EXPRESSION OF CONCERN: L. Zhao, R. An, Y. Yang, X. Yang, H. Liu, L. Yue, X. Li, Y. Lin, R. J. Reiter, and Y. Qu, “Melatonin Alleviates Brain Injury in Mice Subjected to Cecal Ligation and Puncture via Attenuating Inflammation, Apoptosis, and Oxidative Stress: The Role of SIRT1 Signaling,” Journal of Pineal Research 59, no. 2 (2015): 230-239, https://doi.org/10.1111/jpi.12254.

This Expression of Concern is for the above article, published online on 10 June 2015 in Wiley Online Library (wileyonlinelibrary.com), and has been issued by agreement between the journal Editor-in-Chief, Gianluca Tosini; and John Wiley & Sons Ltd. A third party raised concerns that the AC-Fox01 and Bax bands in Figure 3 were duplicated. An investigation by the publisher confirmed that the bands had been duplicated. The authors did not respond to an inquiry and request for original data by the publisher, and as such the data related to the concerns cannot be validated.
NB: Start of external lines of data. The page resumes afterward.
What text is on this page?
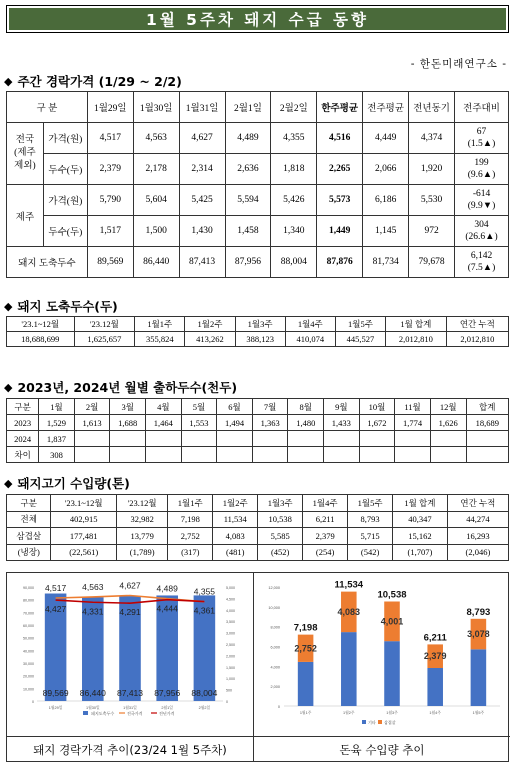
1월 5주차 돼지 수급 동향
- 한돈미래연구소 -
◆ 주간 경락가격 (1/29 ~ 2/2)
구 분		1월29일	1월30일	1월31일	2월1일	2월2일	한주평균	전주평균	전년동기	전주대비
전국
(제주
제외)	가격(원)	4,517	4,563	4,627	4,489	4,355	4,516	4,449	4,374	67
(1.5▲)
	두수(두)	2,379	2,178	2,314	2,636	1,818	2,265	2,066	1,920	199
(9.6▲)
제주	가격(원)	5,790	5,604	5,425	5,594	5,426	5,573	6,186	5,530	-614
(9.9▼)
	두수(두)	1,517	1,500	1,430	1,458	1,340	1,449	1,145	972	304
(26.6▲)
돼지 도축두수		89,569	86,440	87,413	87,956	88,004	87,876	81,734	79,678	6,142
(7.5▲)
◆ 돼지 도축두수(두)
'23.1~12월	'23.12월	1월1주	1월2주	1월3주	1월4주	1월5주	1월 합계	연간 누적
18,688,699	1,625,657	355,824	413,262	388,123	410,074	445,527	2,012,810	2,012,810
◆ 2023년, 2024년 월별 출하두수(천두)
구분	1월	2월	3월	4월	5월	6월	7월	8월	9월	10월	11월	12월	합계
2023	1,529	1,613	1,688	1,464	1,553	1,494	1,363	1,480	1,433	1,672	1,774	1,626	18,689
2024	1,837												
차이	308												
◆ 돼지고기 수입량(톤)
구분	'23.1~12월	'23.12월	1월1주	1월2주	1월3주	1월4주	1월5주	1월 합계	연간 누적
전체	402,915	32,982	7,198	11,534	10,538	6,211	8,793	40,347	44,274
삼겹살	177,481	13,779	2,752	4,083	5,585	2,379	5,715	15,162	16,293
(냉장)	(22,561)	(1,789)	(317)	(481)	(452)	(254)	(542)	(1,707)	(2,046)
90,000
80,000
70,000
60,000
50,000
40,000
30,000
20,000
10,000
0
5,000
4,500
4,000
3,500
3,000
2,500
2,000
1,500
1,000
500
0
89,569
1월29일
86,440
1월30일
87,413
1월31일
87,956
2월1일
88,004
2월2일
4,517 4,563 4,627 4,489 4,355
4,427 4,331 4,291 4,444 4,361
돼지도축두수	전국가격	전년가격
12,000
10,000
8,000
6,000
4,000
2,000
0
2,752
7,198
1월1주
4,083
11,534
1월2주
4,001
10,538
1월3주
2,379
6,211
1월4주
3,078
8,793
1월5주
기타 삼겹살
돼지 경락가격 추이(23/24 1월 5주차)	돈육 수입량 추이
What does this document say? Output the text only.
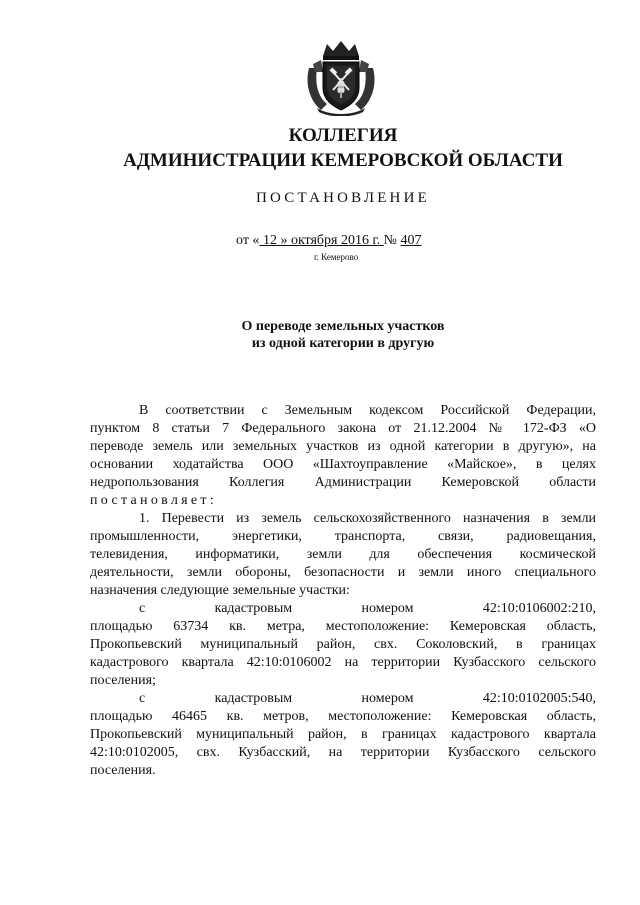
КОЛЛЕГИЯ
АДМИНИСТРАЦИИ КЕМЕРОВСКОЙ ОБЛАСТИ
ПОСТАНОВЛЕНИЕ
от « 12 » октября 2016 г. № 407
г. Кемерово
О переводе земельных участков
из одной категории в другую
В соответствии с Земельным кодексом Российской Федерации,
пунктом 8 статьи 7 Федерального закона от 21.12.2004 № 172-ФЗ «О
переводе земель или земельных участков из одной категории в другую», на
основании ходатайства ООО «Шахтоуправление «Майское», в целях
недропользования Коллегия Администрации Кемеровской области
постановляет:
1. Перевести из земель сельскохозяйственного назначения в земли
промышленности, энергетики, транспорта, связи, радиовещания,
телевидения, информатики, земли для обеспечения космической
деятельности, земли обороны, безопасности и земли иного специального
назначения следующие земельные участки:
с кадастровым номером 42:10:0106002:210,
площадью 63734 кв. метра, местоположение: Кемеровская область,
Прокопьевский муниципальный район, свх. Соколовский, в границах
кадастрового квартала 42:10:0106002 на территории Кузбасского сельского
поселения;
с кадастровым номером 42:10:0102005:540,
площадью 46465 кв. метров, местоположение: Кемеровская область,
Прокопьевский муниципальный район, в границах кадастрового квартала
42:10:0102005, свх. Кузбасский, на территории Кузбасского сельского
поселения.
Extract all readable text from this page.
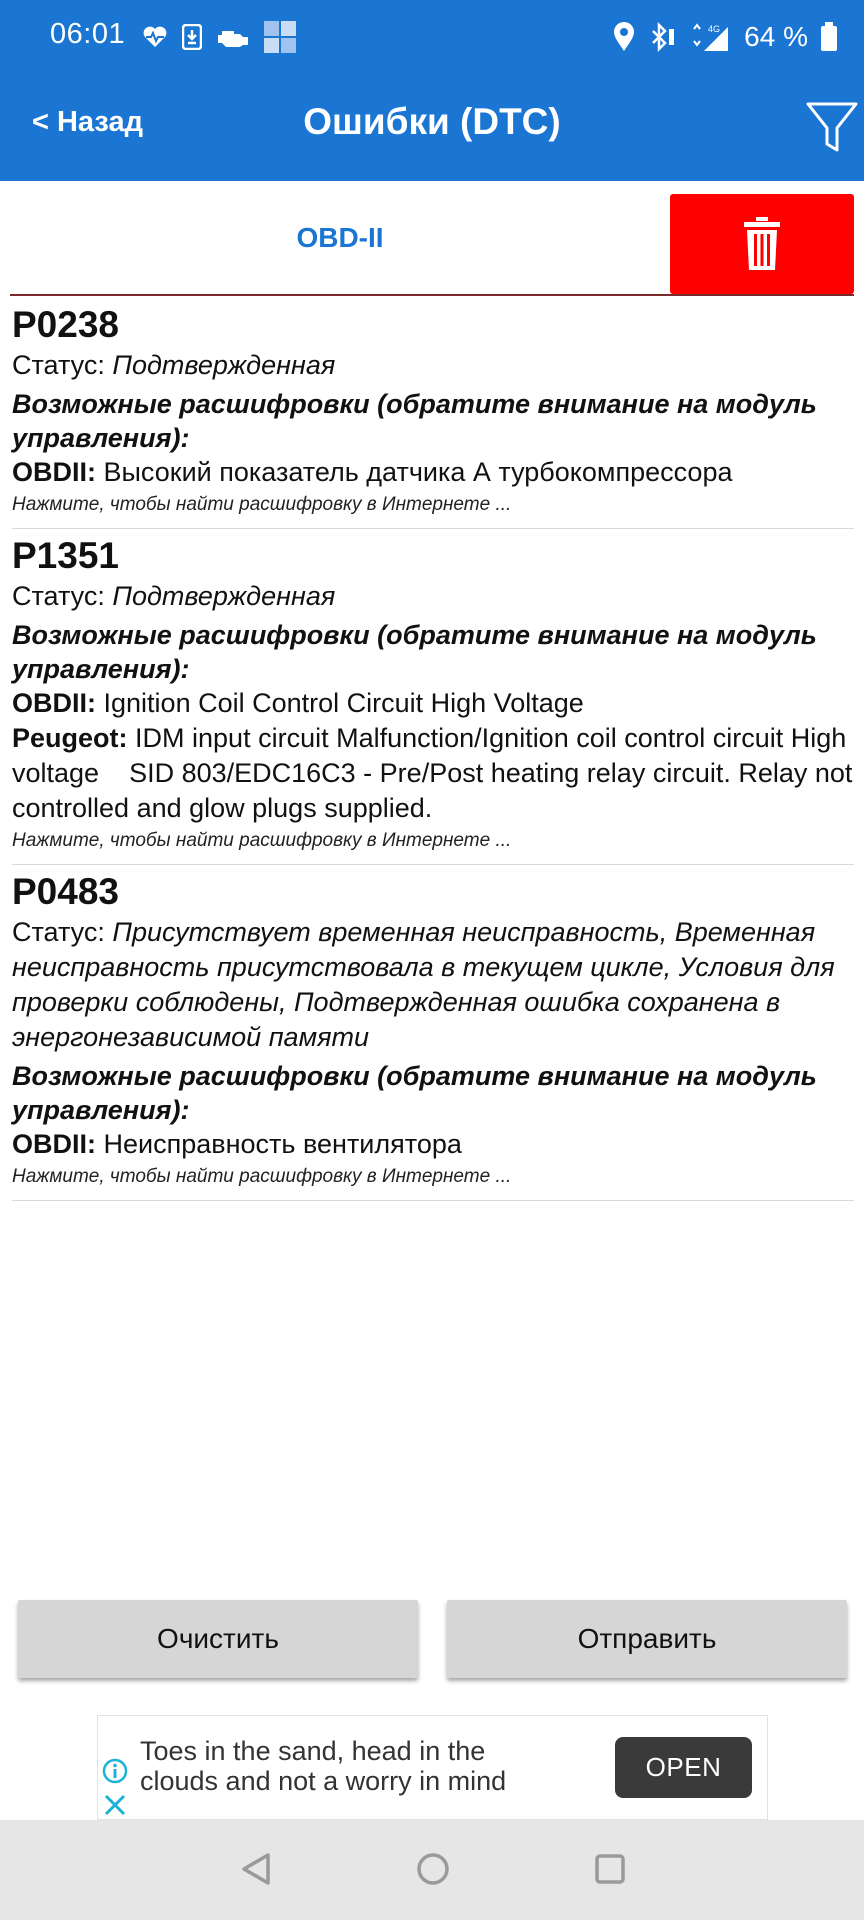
06:01	4G 64 %
< Назад	Ошибки (DTC)
OBD-II
P0238
Статус: Подтвержденная
Возможные расшифровки (обратите внимание на модуль управления):
OBDII: Высокий показатель датчика А турбокомпрессора
Нажмите, чтобы найти расшифровку в Интернете ...
P1351
Статус: Подтвержденная
Возможные расшифровки (обратите внимание на модуль управления):
OBDII: Ignition Coil Control Circuit High Voltage
Peugeot: IDM input circuit Malfunction/Ignition coil control circuit High voltage    SID 803/EDC16C3 - Pre/Post heating relay circuit. Relay not controlled and glow plugs supplied.
Нажмите, чтобы найти расшифровку в Интернете ...
P0483
Статус: Присутствует временная неисправность, Временная неисправность присутствовала в текущем цикле, Условия для проверки соблюдены, Подтвержденная ошибка сохранена в энергонезависимой памяти
Возможные расшифровки (обратите внимание на модуль управления):
OBDII: Неисправность вентилятора
Нажмите, чтобы найти расшифровку в Интернете ...
Очистить	Отправить
Toes in the sand, head in the clouds and not a worry in mind	OPEN
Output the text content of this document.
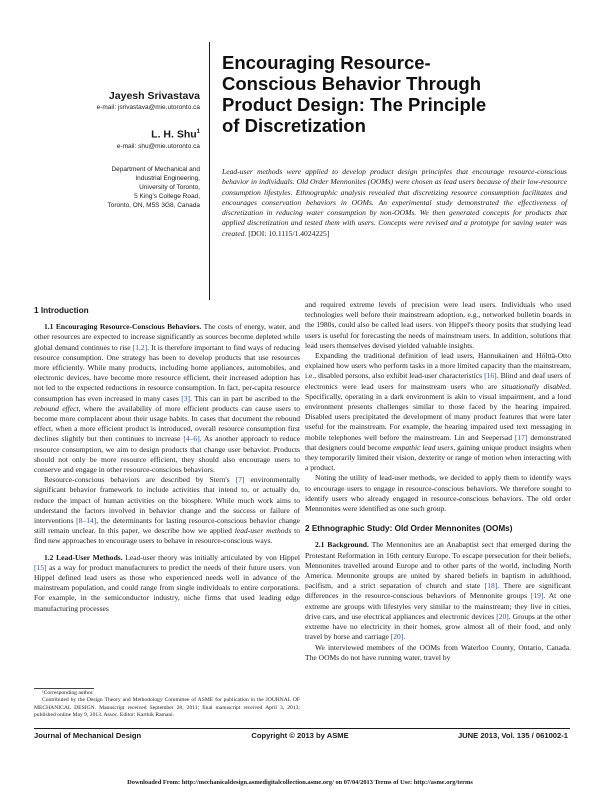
Jayesh Srivastava
e-mail: jsrivastava@mie.utoronto.ca
L. H. Shu$^1$
e-mail: shu@mie.utoronto.ca
Department of Mechanical and
Industrial Engineering,
University of Toronto,
5 King's College Road,
Toronto, ON, M5S 3G8, Canada
Encouraging Resource-
Conscious Behavior Through
Product Design: The Principle
of Discretization
Lead-user methods were applied to develop product design principles that encourage resource-conscious behavior in individuals. Old Order Mennonites (OOMs) were chosen as lead users because of their low-resource consumption lifestyles. Ethnographic analysis revealed that discretizing resource consumption facilitates and encourages conservation behaviors in OOMs. An experimental study demonstrated the effectiveness of discretization in reducing water consumption by non-OOMs. We then generated concepts for products that applied discretization and tested them with users. Concepts were revised and a prototype for saving water was created. [DOI: 10.1115/1.4024225]
1 Introduction

1.1 Encouraging Resource-Conscious Behaviors. The costs of energy, water, and other resources are expected to increase significantly as sources become depleted while global demand continues to rise [1,2]. It is therefore important to find ways of reducing resource consumption. One strategy has been to develop products that use resources more efficiently. While many products, including home appliances, automobiles, and electronic devices, have become more resource efficient, their increased adoption has not led to the expected reductions in resource consumption. In fact, per-capita resource consumption has even increased in many cases [3]. This can in part be ascribed to the rebound effect, where the availability of more efficient products can cause users to become more complacent about their usage habits. In cases that document the rebound effect, when a more efficient product is introduced, overall resource consumption first declines slightly but then continues to increase [4–6]. As another approach to reduce resource consumption, we aim to design products that change user behavior. Products should not only be more resource efficient, they should also encourage users to conserve and engage in other resource-conscious behaviors.

Resource-conscious behaviors are described by Stern's [7] environmentally significant behavior framework to include activities that intend to, or actually do, reduce the impact of human activities on the biosphere. While much work aims to understand the factors involved in behavior change and the success or failure of interventions [8–14], the determinants for lasting resource-conscious behavior change still remain unclear. In this paper, we describe how we applied lead-user methods to find new approaches to encourage users to behave in resource-conscious ways.

1.2 Lead-User Methods. Lead-user theory was initially articulated by von Hippel [15] as a way for product manufacturers to predict the needs of their future users. von Hippel defined lead users as those who experienced needs well in advance of the mainstream population, and could range from single individuals to entire corporations. For example, in the semiconductor industry, niche firms that used leading edge manufacturing processes

and required extreme levels of precision were lead users. Individuals who used technologies well before their mainstream adoption, e.g., networked bulletin boards in the 1980s, could also be called lead users. von Hippel's theory posits that studying lead users is useful for forecasting the needs of mainstream users. In addition, solutions that lead users themselves devised yielded valuable insights.

Expanding the traditional definition of lead users, Hannukainen and Hölttä-Otto explained how users who perform tasks in a more limited capacity than the mainstream, i.e., disabled persons, also exhibit lead-user characteristics [16]. Blind and deaf users of electronics were lead users for mainstream users who are situationally disabled. Specifically, operating in a dark environment is akin to visual impairment, and a loud environment presents challenges similar to those faced by the hearing impaired. Disabled users precipitated the development of many product features that were later useful for the mainstream. For example, the hearing impaired used text messaging in mobile telephones well before the mainstream. Lin and Seepersad [17] demonstrated that designers could become empathic lead users, gaining unique product insights when they temporarily limited their vision, dexterity or range of motion when interacting with a product.

Noting the utility of lead-user methods, we decided to apply them to identify ways to encourage users to engage in resource-conscious behaviors. We therefore sought to identify users who already engaged in resource-conscious behaviors. The old order Mennonites were identified as one such group.

2 Ethnographic Study: Old Order Mennonites (OOMs)

2.1 Background. The Mennonites are an Anabaptist sect that emerged during the Protestant Reformation in 16th century Europe. To escape persecution for their beliefs, Mennonites travelled around Europe and to other parts of the world, including North America. Mennonite groups are united by shared beliefs in baptism in adulthood, pacifism, and a strict separation of church and state [18]. There are significant differences in the resource-conscious behaviors of Mennonite groups [19]. At one extreme are groups with lifestyles very similar to the mainstream; they live in cities, drive cars, and use electrical appliances and electronic devices [20]. Groups at the other extreme have no electricity in their homes, grow almost all of their food, and only travel by horse and carriage [20].

We interviewed members of the OOMs from Waterloo County, Ontario, Canada. The OOMs do not have running water, travel by

¹Corresponding author.

Contributed by the Design Theory and Methodology Committee of ASME for publication in the JOURNAL OF MECHANICAL DESIGN. Manuscript received September 28, 2011; final manuscript received April 3, 2013; published online May 9, 2013. Assoc. Editor: Karthik Ramani.

Journal of Mechanical Design	Copyright © 2013 by ASME	JUNE 2013, Vol. 135 / 061002-1
Downloaded From: http://mechanicaldesign.asmedigitalcollection.asme.org/ on 07/04/2013 Terms of Use: http://asme.org/terms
This Expression of Concern has been published in order to inform and alert readers about the concerns in Figure 3. The authors were informed of this Expression of Concern.

EXPRESSION OF CONCERN: D. Mukherjee, A. K. Ghosh, M. Dutta, E. Mitra, S. Mallick, B. Saha, R. J. Reiter, and D. Bandyopadhyay, “Mechanisms of Isoproterenol-Induced Cardiac Mitochondrial Damage: Protective Actions of Melatonin,” Journal of Pineal Research 58, no. 3 (2015): 275-290, https://doi.org/10.1111/jpi.12213.

This Expression of Concern is for the above article, published online on 05 February 2015 in Wiley Online Library (wileyonlinelibrary.com), and has been issued by agreement between the journal Editor-in-Chief, Gianluca Tosini; and John Wiley & Sons Ltd. A third party raised concerns of overlap between the MEL and I + M images in Figure 1A. An investigation by the publisher confirmed these concerns. The authors responded to an inquiry by the publisher and stated that the original data were no longer available. As such, the publisher is not able to validate the data related to these concerns. This Expression of Concern has been published in order to inform and alert readers about the concerns in Figure 1A. The authors were informed of this Expression of Concern.